İki-üç ay içinde 15 milyar dolayında bir kaynak akışı olacaktır.
Ve özellikle seçim sonrası süreçte kısa-orta ve uzun vadeli yatırımlar ve kaynakların Türkiye’ye geldiğini göreceğiz.
Seçim sonrası Kanal İstanbul başta olmak üzere, şuanda adı söylenmeyen başka büyük projeler için de finansman görüşmeleri yapılıyor.
IMF diyen işadamları ve iş çevrelerinin bu gelişmelerden haberinin olmadığını ve/veya kısmen oluyorsa da pek de iyi niyetli olmadıkları için kriz köpürtmesi yaptıklarını düşünüyorum.
Ama bilinsin ki; seçim sonrası oluşturulacak “milli, yerli, kararlı, liyakat, ehliyet ve deneyim sahibi ekonomi yönetimiyle” ekonomik parametreler bugünden çok daha iyi noktalara gelecek, kriz tellallığı ve IMF kapısı meraklıları boşa düşecektir.

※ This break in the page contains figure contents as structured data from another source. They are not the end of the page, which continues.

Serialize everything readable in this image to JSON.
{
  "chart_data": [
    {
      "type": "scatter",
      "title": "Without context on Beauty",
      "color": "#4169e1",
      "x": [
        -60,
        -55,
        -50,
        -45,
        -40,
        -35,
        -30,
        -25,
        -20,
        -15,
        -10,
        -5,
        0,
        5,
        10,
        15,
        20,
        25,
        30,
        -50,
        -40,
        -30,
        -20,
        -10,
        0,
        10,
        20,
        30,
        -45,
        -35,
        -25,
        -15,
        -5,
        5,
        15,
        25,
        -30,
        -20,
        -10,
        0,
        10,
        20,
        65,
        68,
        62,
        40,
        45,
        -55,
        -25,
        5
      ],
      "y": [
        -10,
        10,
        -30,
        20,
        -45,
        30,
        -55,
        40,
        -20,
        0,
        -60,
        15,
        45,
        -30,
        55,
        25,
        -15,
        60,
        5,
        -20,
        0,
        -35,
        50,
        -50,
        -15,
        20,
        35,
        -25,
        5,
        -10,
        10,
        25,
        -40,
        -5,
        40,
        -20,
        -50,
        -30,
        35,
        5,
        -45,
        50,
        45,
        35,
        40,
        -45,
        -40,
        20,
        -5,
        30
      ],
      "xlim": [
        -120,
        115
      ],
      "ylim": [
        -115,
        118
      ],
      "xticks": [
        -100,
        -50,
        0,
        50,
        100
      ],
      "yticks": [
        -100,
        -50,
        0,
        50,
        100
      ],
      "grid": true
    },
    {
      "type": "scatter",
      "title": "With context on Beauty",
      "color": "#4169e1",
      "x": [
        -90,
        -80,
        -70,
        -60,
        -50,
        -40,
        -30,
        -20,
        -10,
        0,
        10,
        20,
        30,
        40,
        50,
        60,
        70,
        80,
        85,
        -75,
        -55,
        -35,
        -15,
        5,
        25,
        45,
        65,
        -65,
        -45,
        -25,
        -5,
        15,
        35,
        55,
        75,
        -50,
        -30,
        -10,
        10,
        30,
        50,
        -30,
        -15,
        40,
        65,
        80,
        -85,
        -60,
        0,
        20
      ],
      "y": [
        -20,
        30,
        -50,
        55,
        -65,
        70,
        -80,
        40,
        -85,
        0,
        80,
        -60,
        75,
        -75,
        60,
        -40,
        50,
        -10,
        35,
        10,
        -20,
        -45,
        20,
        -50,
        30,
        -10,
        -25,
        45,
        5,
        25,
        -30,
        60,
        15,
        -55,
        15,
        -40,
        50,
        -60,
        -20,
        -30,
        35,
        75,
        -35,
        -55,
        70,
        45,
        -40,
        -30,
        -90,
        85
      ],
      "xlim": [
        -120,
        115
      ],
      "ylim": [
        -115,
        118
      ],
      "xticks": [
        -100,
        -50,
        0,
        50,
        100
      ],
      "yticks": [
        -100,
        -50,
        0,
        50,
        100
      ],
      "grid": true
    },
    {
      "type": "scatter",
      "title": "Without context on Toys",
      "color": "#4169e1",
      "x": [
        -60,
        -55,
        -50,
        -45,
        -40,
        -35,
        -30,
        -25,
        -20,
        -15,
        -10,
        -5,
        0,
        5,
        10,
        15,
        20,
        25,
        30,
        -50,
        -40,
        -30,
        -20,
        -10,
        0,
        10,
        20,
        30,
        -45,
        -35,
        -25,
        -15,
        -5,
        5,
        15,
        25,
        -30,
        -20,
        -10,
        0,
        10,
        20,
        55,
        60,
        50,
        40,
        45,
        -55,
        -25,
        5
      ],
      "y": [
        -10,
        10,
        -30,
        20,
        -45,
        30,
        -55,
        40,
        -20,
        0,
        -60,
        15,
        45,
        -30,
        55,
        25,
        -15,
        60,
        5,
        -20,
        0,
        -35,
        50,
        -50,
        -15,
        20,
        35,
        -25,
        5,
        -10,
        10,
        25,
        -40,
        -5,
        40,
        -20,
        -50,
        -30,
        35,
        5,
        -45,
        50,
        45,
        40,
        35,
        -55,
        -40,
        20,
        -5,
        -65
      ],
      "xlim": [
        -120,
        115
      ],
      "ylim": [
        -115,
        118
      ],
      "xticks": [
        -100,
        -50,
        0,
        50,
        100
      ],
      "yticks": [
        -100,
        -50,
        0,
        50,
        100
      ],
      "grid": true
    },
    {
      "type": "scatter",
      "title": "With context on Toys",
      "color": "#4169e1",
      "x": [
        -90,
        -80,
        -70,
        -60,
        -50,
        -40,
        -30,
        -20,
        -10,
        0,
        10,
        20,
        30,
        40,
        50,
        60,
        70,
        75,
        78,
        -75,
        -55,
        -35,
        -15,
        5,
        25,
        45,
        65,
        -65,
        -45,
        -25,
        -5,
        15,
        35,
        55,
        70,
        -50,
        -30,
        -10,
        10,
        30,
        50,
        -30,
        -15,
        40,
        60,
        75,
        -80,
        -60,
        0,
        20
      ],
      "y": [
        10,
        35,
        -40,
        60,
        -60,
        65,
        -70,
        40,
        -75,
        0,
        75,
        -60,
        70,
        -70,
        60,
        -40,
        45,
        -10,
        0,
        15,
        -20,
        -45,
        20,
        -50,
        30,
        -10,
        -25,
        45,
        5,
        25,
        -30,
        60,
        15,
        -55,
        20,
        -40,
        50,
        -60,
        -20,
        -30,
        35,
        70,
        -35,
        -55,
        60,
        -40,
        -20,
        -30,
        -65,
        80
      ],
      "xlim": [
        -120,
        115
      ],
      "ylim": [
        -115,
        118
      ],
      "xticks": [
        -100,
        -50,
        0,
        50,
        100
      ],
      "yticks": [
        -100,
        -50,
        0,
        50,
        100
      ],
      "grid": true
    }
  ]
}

Seçim sonrası Mart-2019 Yerel Seçimlerine kadar elli milyar dolarlık bir kaynağın geleceği nerdeyse kesinleşmiş durumdadır.
Çin, Kore, Hongkong, Singapur başta olmak üzere, Avrupa, İngiltere ve hatta ABD menşeili çok ciddi yatırımcı fonların dikkati ülkemize odaklanmış durumdadır.
Yeter ki; seçim sonrası ekonomi yönetimini sağlam oluşturalım, reel ve sağlıklı kararlar alalım.
Ekonomik dedikodulara meydan vermeden, akıllı ve akılcı politikalarla, kararlı ve inançlı şekilde yürüyelim.
Buradan IMF’in ekonomik jandarmalığına davetiye çıkartan, ekonomi kötüye gidiyor diyen ve ülke ekonomisinin uluslararası kimi tefeci kuruluşlara teslime mecbur olduğunu dile getiren işadamı ve iş çevrelerine sesleniyorum.
Sizler kaygıyla, tedirgin ve hatta art niyetle konuşurken ve asıl bu söylem ve eylemlerinizle ekonomiye zarar verirken; uluslararası pek çok kuruluşlar, fonlar ve gruplar Türkiye’nin global denklemdeki yerini, anlam ve önemini sizden daha iyi görüyor ve biliyor.
Sizlerin kriz tellallığı yapmanıza rağmen, onlar daha uzun vadeli ekonomik planlarla Türkiye’ye gelmek istiyor ve gelecekler.
Ha bu arada; IMF’cilik artık demode oldu.
Doksanlı yılların refleksiyle hareket ederek; IMF’i ve onun müfettişlerinin ülkemize ve özellikle yöneticilerimize parmak salladıkları dönemin nostaljisine girmeyin.
Uluslararası arenada farklı güçler, gruplar, dinamikler oluştu ve gelişti.